README.md

Sequence-to-Sequence with Attention Model for Text Summarization.

Authors:

Xin Pan (xpan@google.com, github:panyx0718), Peter Liu (peterjliu@google.com)

<b>Introduction</b>

The core model is the traditional sequence-to-sequence model with attention.
It is customized (mostly inputs/outputs) for the text summarization task. The
model has been trained on Gigaword dataset and achieved state-of-the-art
results (as of June 2016).

The results described below are based on model trained on multi-gpu and
multi-machine settings. It has been simplified to run on only one machine
for open source purpose.

<b>DataSet</b>

We used the Gigaword dataset described in
https://arxiv.org/pdf/1602.06023.pdf

We cannot provide the dataset due to the license. See ExampleGen in data.py
about the data format. data/data contains a toy example. Also see data/vocab
for example vocabulary format.
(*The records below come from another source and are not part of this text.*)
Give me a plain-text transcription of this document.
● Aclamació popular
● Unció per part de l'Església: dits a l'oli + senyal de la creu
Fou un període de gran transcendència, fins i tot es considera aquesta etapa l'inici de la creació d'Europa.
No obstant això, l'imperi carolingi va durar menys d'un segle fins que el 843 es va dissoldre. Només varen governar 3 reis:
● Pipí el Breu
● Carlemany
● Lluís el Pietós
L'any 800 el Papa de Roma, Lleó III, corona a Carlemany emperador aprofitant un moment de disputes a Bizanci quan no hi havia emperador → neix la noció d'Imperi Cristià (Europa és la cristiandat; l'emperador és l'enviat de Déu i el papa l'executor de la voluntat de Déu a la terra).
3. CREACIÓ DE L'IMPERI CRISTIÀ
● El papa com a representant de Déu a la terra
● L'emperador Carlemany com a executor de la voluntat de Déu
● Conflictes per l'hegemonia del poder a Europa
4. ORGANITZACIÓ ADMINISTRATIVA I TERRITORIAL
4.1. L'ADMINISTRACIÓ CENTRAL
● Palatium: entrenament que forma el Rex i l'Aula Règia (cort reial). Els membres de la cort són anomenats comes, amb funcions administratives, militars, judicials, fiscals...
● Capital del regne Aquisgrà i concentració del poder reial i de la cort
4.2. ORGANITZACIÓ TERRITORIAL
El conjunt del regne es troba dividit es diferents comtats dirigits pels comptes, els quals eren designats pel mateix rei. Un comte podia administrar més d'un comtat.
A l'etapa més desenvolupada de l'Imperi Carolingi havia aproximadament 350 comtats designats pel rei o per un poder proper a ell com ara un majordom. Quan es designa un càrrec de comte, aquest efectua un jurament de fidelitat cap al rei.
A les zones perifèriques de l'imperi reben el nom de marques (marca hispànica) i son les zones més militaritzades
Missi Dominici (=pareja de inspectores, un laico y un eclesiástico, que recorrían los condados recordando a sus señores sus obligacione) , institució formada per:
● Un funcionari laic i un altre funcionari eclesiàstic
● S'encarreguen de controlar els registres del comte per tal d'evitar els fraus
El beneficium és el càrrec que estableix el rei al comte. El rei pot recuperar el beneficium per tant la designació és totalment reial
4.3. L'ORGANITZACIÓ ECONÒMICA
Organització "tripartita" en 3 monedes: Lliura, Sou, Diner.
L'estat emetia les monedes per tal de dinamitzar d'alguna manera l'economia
In <b>How To Run</b> below, users can use toy
data and vocab provided in the data/ directory to run the training by replacing
the data directory flag.

<b>Experiment Result</b>

8000 examples from testset are sampled to generate summaries and rouge score is
calculated for the generated summaries. Here is the best rouge score on
Gigaword dataset:

ROUGE-1 Average_R: 0.38272 (95%-conf.int. 0.37774 - 0.38755)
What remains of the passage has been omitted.